3) Should campus security make any suggestions about leniency, either from the institution or the state? This conduct raises some of the same issues. There is no authority on the part of campus security to make any such deal, and while security will likely provide a different version of events the resulting fact dispute will hurt the institution’s relationship with the student and parents. The prosecutor will not want a confession allegedly obtained on this basis. The danger of confusion and animosity is likely too great to justify use of this technique to extract a confession.
4) Should the institution advocate on behalf of the student for the prosecutor not to bring criminal charges? To answer this question we probably want to know more about both the other consequences the student is going to face and the institution’s ongoing relationship with the student. If the student has been expelled, there is no ongoing relationship to preserve and the scale probably tips against any advocacy for the student – and perhaps even toward using the incident to deter similar behavior by others. If the student has withdrawn, sparing the institution a disciplinary proceeding, there is no ongoing relationship, yet a basis exists for not actively seeking criminal charges because of the consequences already suffered. Finally, if the student is to remain enrolled, the institution has more interest in trying to protect the student from a criminal conviction. However, it must consider the effect of doing so on its relationship with law enforcement, as well as the precedent being set.
5) Should the institution request restitution as sought by the prosecutor, to facilitate the plea agreement? Assume the prosecution has charged the student and seeks a plea agreement that involves the payment of restitution. Assume further that the state cannot seek restitution unless the victim requests it. It’s clear that the institution’s relationship with law enforcement would benefit from making the request. But what are the other interests?
The following information would be important to resolve this question:
- What is the cost of repair?
- What is the insurance coverage, and what is the out-of-pocket cost to the institution?
- What is the position of the student with respect to the proposed plea agreement?
- What can the student afford to pay?
If the student is prepared to embrace the proposed agreement, and the institution can agree that it is in the student’s interest to do so, then the institution can satisfy both the student’s and the institution’s interests by doing as requested. If, however, the prosecutor is seeking the restitution request to gain leverage against the student, the interests have come into conflict. At this point the presence or absence of a future relationship with the student may be a decisive factor.
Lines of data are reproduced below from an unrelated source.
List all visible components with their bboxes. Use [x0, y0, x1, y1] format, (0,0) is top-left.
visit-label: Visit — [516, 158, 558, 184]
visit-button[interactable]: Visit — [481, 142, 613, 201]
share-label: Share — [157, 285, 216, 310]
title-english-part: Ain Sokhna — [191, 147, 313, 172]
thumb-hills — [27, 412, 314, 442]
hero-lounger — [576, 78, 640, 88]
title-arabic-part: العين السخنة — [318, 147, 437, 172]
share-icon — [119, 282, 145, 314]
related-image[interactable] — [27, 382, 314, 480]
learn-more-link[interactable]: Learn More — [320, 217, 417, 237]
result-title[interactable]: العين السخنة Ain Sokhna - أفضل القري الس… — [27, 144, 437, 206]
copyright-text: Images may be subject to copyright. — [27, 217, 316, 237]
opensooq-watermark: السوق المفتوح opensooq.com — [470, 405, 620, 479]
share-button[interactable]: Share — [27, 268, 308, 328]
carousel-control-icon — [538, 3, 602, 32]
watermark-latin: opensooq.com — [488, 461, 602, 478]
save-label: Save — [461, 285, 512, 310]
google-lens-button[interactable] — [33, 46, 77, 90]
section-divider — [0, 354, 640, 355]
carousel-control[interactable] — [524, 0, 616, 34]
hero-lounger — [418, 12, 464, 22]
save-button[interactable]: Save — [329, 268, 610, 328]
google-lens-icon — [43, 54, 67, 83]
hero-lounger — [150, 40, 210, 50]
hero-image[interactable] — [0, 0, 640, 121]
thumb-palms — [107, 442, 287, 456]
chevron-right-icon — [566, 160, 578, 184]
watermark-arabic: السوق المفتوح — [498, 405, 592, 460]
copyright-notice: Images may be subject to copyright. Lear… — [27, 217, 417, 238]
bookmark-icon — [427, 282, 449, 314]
Multiple interests are implicated when outside law enforcement agencies come onto campus. These interests may align, or conflict, depending on the specific facts and circumstances. The recognition and appropriate balancing of these various interests is a high-level responsibility that should be made by senior administration, with counsel, so that a proper (and privileged) assessment of these competing interests can be made. The practical result may well be more a calculated weighing of interests than Portia’s “gentle rain from heaven.”